Comme quoi, la musique classique rapporte encore, surtout celle d’une génération de compositeurs bien aimés décédés dans la première moitié du siècle dernier. C’est le cas pour les œuvres de Serge Rachmaninov (1873-1943), selon le Arizona Daily Star : Alexander Temple Wolkonsky Rachmaninoff Wanamaker, dont la longueur du nom est inversement proportionnelle à l’âge (il a 21 ans), va hériter des droits de son arrière-grand-père, qui ont rapporté quelque 50 millions de dollars ces trente dernières années. Il compte établir une maison d’édition chargée de récupérer le contrôle sur les partitions et les manuscrits du compositeur, actuellement gérés par six sociétés distinctes, et de renouveler leur copyright. Pour ce faire, il leur faudra « arranger » les œuvres – que ce soit par l’entremise de corrections éditoriales, de rajout de commentaires, ou alors d’« arrangements » qui ne manqueront pas de changer la nature même des œuvres. Selon Keith Pawlak, il serait difficile de faire mieux que les éditions actuelles (de Dover), ce qui ne laisse que l’alternative transformiste.

L’industrie du disque, qui souffre de la diffusion numérique de la musique, s’est quelque peu rattrapée dans le domaine classique, curieusement, l’année dernière avec les intégrales Bach (155 CD, Brilliant Classics) et Mozart (170 CD, Brilliant Classics) à petit prix, comprenant des interprétations parfois inégales. On a aussi eu récemment droit au presque-tout Beethoven (50 CD, EMI Classics) – avec d’excellents interprètes – et au happy-hour Chopin (30 CD, Brilliant Classics)  ce dernier a bénéficié d’une innovation dans le packaging : « l’intégrale se trouve doublée, dans le coffret, d’une large anthologie (qui n’est pas une intégrale) d’enregistrements historiques, qui propose une sélection, arbitraire comme toute sélection, des enregistrements chopiniens parmi les plus beaux de l’histoire du disque ».

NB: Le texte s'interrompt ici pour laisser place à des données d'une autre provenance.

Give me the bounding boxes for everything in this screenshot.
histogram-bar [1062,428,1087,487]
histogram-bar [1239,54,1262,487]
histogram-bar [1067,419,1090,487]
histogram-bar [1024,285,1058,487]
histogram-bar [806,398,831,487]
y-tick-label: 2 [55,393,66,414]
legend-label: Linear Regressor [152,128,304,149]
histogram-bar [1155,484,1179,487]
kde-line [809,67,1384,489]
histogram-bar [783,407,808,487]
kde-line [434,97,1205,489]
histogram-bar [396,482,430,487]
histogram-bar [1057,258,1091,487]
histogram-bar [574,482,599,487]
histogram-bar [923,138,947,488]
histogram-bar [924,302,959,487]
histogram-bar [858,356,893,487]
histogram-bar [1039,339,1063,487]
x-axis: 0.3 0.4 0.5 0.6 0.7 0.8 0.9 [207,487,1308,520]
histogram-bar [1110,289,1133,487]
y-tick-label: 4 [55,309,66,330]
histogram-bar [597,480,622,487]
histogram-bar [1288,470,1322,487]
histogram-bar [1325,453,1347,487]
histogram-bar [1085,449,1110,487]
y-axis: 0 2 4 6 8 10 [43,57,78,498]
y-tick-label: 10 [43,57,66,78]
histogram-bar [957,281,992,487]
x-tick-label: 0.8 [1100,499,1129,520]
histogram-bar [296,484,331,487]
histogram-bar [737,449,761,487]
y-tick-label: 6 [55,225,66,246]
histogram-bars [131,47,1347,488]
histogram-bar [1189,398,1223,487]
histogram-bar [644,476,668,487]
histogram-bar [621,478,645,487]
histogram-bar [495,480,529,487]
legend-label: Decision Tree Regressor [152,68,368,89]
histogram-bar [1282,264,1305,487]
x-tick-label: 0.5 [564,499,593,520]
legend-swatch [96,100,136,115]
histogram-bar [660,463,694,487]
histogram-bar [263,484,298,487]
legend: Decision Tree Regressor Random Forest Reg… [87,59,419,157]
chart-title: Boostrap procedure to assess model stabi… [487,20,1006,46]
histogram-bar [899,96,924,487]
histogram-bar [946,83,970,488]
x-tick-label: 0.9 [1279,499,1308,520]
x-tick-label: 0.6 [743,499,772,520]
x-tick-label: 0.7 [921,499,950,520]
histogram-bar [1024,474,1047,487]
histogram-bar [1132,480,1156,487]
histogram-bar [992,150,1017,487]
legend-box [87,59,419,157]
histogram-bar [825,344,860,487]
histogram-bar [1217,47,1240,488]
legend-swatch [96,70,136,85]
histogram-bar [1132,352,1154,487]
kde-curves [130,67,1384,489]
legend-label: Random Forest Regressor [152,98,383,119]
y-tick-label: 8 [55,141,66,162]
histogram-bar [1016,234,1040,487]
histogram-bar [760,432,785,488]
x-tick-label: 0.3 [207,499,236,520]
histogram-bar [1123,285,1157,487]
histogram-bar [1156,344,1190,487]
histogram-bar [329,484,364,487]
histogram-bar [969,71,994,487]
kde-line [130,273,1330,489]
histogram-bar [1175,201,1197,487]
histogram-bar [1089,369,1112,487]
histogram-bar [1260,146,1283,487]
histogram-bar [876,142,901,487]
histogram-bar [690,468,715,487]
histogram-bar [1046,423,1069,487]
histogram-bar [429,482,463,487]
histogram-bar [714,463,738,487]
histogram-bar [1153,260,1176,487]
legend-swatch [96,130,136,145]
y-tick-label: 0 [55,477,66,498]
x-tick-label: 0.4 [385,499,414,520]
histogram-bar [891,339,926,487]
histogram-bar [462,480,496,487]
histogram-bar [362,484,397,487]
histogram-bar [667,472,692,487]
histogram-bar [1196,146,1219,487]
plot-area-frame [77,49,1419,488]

Quant à la musique qui reste sous droits et qui se multiplie sur l’Internet, le débat autour des DRM (dispositifs numériques de gestion des droits) n’a pas fini de faire couler de l’encre électronique. Steve Jobs, patron d’Apple, s’est fendu récemment d’une déclaration fracassante sur la problématique que ces dispositifs soulèvent – sans pourtant les supprimer d’iTunes. Entre temps, on apprend qu’Universal France va commencer à distribuer de la musique en ligne au format MP3 sans protection. Il y a tout de même un petit point qu’on a tendance à négliger dans ce débat : le format MP3 est de qualité moindre que celui fourni sur CD, lui-même moins bon que le vinyle, pour les audiophiles1. L’institut Fraunhofer, inventeur du MP3, vient d’ailleurs d’annoncer au dernier Midem le format MP3 Surround en flux. Utilisant une diffusion multi-canal, il donnera la sensation d’enveloppement sonore (ou de spatialisation) lors de l’écoute sur un système adéquat (de type 5.1) ; sur casque ou sur une paire d’enceintes, il se réduira à l’effet stéréo traditionnel, sauf si l’on utilise un logiciel fourni par Fraunhofer destiné à produire de la spatialisation virtuelle (binaurale). Tout ceci ne rajoutera pas à la qualité intrinsèque du son, mais uniquement à l’effet d’immersion dans l’ambiance sonore, ce qui risque de séduire plus le consommateur.


Note :
1 Il ne faut donc pas s’étonner d’apprendre que le label Testament, spécialisé dans les enregistrements historiques, vient de sortir le Ring de Wagner version Bayreuth 1995 sur vinyle : quatre coffres pour un total de 19 disques. Non seulement les interprètes (Hans Hotter, Wolfgang Windgassen, Astrid Varnay, Ramon Vinay, Josef Greindl et Paul Kuen) et le chef (Joseph Keilberth) sont excellents, mais le son aussi : enregistré à l’origine en stéréo par l’équipe technique de Decca dirigée par Peter Andry.